Yıldırım, Türkiye'nin dünyada savaş gemisini tasarlayan, inşa eden ve hizmete alan 10 ülke arasında yer aldığını vurgulayarak, şunları söyledi:
"Son 15 yılda 14 askeri gemi projesini tamamladık, hizmete aldık. Tamamıyla mühendislerimiz tarafından dizayn edilen bu gemiler, sadece deniz kuvvetlerimizin ihtiyacında değil, dost ülkelerin ihtiyacını da karşılamaktadır. Şu anda yerli ve milli kaynaklarımızla dünyanın en büyük anfibi, çıkarma gemilerinden birini ve kendi lojistik gemilerimizi yapabilecek teknolojiye, tecrübeye sahibiz. Hücum gemilerinden denizaltı projesine, sismik araştırma gemilerine kadar birçok projelerin yapımı gerçekleşiyor. Artık Türkiye gerek ticaret gemisi, gerekse askeri amaçlı gemi yapımında her türlü tecrübeye ve yetkinliğe sahiptir. Ürettiğimiz yeni ve yerli teknolojiye sahip ürünlerle dünya pazarlarında söz sahibi olana ülkeler arasında yerimizi alıyoruz."
"Vergisiz yakıt uygulamasıyla beraber özel sektöre yıllık 464 milyon destek verdik"

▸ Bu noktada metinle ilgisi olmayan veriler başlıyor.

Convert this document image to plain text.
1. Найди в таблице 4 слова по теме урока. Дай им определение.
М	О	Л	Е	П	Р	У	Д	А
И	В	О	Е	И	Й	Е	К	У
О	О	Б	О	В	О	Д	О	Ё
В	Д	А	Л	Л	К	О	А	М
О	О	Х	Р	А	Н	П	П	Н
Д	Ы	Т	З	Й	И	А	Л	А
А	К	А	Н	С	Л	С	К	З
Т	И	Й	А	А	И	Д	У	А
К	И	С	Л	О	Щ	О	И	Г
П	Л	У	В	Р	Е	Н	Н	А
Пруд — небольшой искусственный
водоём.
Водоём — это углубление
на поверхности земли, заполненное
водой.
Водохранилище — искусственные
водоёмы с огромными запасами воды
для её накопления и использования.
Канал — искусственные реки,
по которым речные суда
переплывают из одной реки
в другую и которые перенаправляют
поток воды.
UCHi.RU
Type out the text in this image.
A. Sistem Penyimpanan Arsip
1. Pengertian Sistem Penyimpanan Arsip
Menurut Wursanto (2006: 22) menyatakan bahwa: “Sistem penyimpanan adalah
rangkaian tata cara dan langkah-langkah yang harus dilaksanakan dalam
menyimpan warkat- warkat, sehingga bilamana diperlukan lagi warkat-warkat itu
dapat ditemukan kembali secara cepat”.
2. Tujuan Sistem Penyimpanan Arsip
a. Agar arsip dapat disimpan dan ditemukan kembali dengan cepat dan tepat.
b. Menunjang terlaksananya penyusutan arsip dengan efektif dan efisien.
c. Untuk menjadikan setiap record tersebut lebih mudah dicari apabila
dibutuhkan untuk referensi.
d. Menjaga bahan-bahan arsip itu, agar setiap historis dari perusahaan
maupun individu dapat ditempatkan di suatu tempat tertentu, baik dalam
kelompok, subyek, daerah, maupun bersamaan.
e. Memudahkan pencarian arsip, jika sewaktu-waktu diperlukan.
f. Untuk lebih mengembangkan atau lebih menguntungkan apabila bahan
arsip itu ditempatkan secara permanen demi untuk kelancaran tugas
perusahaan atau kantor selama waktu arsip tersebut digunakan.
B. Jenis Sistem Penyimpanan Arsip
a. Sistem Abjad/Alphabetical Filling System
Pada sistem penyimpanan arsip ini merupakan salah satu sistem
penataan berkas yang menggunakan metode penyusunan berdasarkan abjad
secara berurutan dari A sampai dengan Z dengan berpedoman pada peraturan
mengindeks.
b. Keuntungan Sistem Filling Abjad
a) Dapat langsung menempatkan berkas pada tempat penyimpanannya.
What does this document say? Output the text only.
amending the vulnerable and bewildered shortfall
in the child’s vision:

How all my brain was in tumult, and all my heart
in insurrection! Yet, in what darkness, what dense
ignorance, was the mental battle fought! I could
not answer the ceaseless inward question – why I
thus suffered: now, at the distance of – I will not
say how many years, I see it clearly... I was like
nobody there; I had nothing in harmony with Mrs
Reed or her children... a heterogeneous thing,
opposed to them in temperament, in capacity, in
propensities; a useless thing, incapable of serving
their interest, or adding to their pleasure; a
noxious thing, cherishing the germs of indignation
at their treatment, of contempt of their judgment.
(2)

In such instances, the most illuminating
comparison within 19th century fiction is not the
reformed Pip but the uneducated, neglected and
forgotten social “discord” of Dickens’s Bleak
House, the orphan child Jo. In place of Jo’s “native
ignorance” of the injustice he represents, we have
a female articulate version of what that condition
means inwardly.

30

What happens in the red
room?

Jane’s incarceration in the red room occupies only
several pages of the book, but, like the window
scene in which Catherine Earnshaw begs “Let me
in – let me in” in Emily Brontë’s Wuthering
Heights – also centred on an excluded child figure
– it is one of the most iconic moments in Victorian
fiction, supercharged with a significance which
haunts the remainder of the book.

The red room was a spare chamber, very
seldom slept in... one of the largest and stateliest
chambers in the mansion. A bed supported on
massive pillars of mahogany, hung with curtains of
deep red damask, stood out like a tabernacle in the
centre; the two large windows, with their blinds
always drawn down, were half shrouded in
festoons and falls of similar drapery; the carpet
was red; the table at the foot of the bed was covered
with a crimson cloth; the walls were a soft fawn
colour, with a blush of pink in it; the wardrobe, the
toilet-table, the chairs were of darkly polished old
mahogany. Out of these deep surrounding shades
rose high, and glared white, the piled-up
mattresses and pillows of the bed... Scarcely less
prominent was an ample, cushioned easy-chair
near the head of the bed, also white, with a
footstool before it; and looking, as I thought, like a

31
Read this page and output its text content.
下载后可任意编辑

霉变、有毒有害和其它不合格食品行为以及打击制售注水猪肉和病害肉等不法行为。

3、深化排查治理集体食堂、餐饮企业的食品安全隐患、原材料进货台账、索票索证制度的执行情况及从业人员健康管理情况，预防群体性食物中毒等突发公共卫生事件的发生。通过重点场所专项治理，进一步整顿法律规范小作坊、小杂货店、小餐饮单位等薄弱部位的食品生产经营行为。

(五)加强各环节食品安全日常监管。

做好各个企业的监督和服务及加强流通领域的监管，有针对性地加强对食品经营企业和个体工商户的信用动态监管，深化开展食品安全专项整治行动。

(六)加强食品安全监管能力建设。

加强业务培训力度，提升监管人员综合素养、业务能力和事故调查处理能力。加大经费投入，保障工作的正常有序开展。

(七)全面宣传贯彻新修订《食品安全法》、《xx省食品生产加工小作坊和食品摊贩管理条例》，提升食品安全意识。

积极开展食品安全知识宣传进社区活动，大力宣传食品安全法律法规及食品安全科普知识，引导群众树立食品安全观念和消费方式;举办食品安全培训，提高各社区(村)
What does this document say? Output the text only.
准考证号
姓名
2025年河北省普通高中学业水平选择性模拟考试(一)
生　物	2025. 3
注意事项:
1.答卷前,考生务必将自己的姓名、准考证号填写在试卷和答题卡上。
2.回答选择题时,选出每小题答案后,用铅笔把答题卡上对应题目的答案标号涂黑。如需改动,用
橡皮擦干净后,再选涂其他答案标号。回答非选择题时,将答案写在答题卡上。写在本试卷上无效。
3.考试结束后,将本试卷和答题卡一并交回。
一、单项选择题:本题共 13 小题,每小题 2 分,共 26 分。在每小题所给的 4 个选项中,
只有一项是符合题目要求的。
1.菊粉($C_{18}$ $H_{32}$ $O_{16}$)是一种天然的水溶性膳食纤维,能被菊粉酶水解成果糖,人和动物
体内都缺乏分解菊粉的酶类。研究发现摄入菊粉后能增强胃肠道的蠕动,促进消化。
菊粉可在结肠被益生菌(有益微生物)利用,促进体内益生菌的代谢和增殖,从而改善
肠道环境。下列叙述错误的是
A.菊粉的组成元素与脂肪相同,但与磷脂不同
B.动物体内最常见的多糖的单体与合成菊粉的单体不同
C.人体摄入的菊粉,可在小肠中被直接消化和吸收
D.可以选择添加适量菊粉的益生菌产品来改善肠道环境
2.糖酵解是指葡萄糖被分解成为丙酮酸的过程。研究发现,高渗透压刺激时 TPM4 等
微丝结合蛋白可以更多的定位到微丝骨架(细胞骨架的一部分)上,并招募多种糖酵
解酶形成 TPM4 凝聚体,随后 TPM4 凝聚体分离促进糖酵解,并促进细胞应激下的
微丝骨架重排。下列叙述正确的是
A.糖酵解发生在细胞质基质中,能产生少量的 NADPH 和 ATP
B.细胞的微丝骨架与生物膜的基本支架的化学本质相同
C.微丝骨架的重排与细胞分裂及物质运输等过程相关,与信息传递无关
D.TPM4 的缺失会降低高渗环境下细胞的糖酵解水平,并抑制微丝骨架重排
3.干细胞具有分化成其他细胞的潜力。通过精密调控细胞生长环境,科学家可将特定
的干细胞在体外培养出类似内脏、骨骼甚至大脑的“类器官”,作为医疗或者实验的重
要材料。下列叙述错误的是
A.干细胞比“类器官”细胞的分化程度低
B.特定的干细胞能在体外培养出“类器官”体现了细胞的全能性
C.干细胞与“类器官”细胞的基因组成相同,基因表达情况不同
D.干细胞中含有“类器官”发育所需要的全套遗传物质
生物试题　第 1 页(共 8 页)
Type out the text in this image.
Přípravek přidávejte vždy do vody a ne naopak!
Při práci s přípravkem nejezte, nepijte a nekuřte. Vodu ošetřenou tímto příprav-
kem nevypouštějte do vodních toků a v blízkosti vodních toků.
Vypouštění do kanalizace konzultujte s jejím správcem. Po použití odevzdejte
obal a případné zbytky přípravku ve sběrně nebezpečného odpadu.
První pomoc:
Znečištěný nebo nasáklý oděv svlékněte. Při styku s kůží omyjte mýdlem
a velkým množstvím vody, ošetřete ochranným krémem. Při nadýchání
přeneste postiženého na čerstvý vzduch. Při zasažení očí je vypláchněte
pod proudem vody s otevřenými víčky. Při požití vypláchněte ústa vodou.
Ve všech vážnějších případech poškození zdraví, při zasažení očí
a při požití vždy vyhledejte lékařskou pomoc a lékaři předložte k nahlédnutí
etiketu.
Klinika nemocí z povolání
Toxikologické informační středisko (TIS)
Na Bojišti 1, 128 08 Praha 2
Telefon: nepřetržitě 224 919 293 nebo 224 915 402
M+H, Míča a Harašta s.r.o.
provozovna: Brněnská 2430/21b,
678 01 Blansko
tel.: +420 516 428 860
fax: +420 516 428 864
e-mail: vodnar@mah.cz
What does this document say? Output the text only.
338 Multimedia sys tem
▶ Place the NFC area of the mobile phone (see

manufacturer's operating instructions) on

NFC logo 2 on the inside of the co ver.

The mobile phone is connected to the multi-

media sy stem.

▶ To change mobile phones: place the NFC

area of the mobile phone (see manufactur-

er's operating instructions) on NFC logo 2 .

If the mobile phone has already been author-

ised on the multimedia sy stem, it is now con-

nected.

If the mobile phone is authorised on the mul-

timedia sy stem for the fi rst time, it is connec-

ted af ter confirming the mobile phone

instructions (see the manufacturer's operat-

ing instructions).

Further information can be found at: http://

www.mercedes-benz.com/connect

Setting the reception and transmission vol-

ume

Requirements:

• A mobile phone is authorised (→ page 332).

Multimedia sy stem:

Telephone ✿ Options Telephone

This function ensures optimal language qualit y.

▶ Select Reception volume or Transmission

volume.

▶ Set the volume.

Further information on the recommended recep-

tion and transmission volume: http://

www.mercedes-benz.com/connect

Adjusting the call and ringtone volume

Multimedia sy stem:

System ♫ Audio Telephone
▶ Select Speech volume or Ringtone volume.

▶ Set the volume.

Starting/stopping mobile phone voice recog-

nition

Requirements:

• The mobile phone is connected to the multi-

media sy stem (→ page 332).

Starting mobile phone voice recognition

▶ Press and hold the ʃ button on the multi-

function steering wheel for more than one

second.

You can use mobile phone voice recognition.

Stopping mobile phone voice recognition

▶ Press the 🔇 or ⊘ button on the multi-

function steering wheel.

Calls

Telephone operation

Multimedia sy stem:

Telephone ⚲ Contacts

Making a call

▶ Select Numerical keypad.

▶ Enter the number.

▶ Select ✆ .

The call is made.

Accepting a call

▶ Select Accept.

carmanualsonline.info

Yıldırım, denizciliği geliştirmek için son 15 yılda bazı tedbirler aldıklarını dile getirerek, şöyle konuştu:
"Bunlardan bir tanesi özellikle denizde toplu taşımacılığı arttırmaya yönelik yakıtta vergilerin kaldırılmasıdır. 2004'ten 2017'ye kadar geçen süre içerisinde toplamda sektöre 6,5 milyar lira bu yolla destek sağladık, verilen yakıt miktarı 5 milyon ton. Bu desteğin nerelere gittiği ise yüzde 20'sini kamu, yüzde 80'inin özel sektör kullandı. Böylece vergisiz yakıt uygulamasıyla beraber özel sektöre yıllık 464 milyon destek verdik. Ancak bu konuda bazı yanlış algılar var, bu vesileyle bunu da düzeltmek istiyorum. Bütün bu destekler bir yana bazı çevreler, 'Efendim bu vergi muafiyetiyle lüks yatlara yakıt desteği sağlandı.' Halbuki durum böyle mi bir bakalım. Vergisiz yakıt kullanımında en büyük pay yüzde 45'le yolcu gemileri ve feribotların, ardından yüzde 26'lık payla balıkçı tekneleri geliyor. Balıkçılara ve balıkçılığa desteğimiz artarak devam edecek. Türkiye balık ihracatında önemli bir ülke haline geldi, Avrupa'ya ciddi bir ihracat yapıyoruz. Yatlar dedikleri, yatlara destek sadece yüzde 3, o da hangi yatlara ticari amaçla çalışan teknelere, özel yatlara değil, ticari amaçla, turizm amacıyla çalışan teknelere yakıt desteği veriyoruz. Görüldüğü gibi toplam içerisinde ihmal edilebilecek düzeyde bir destek."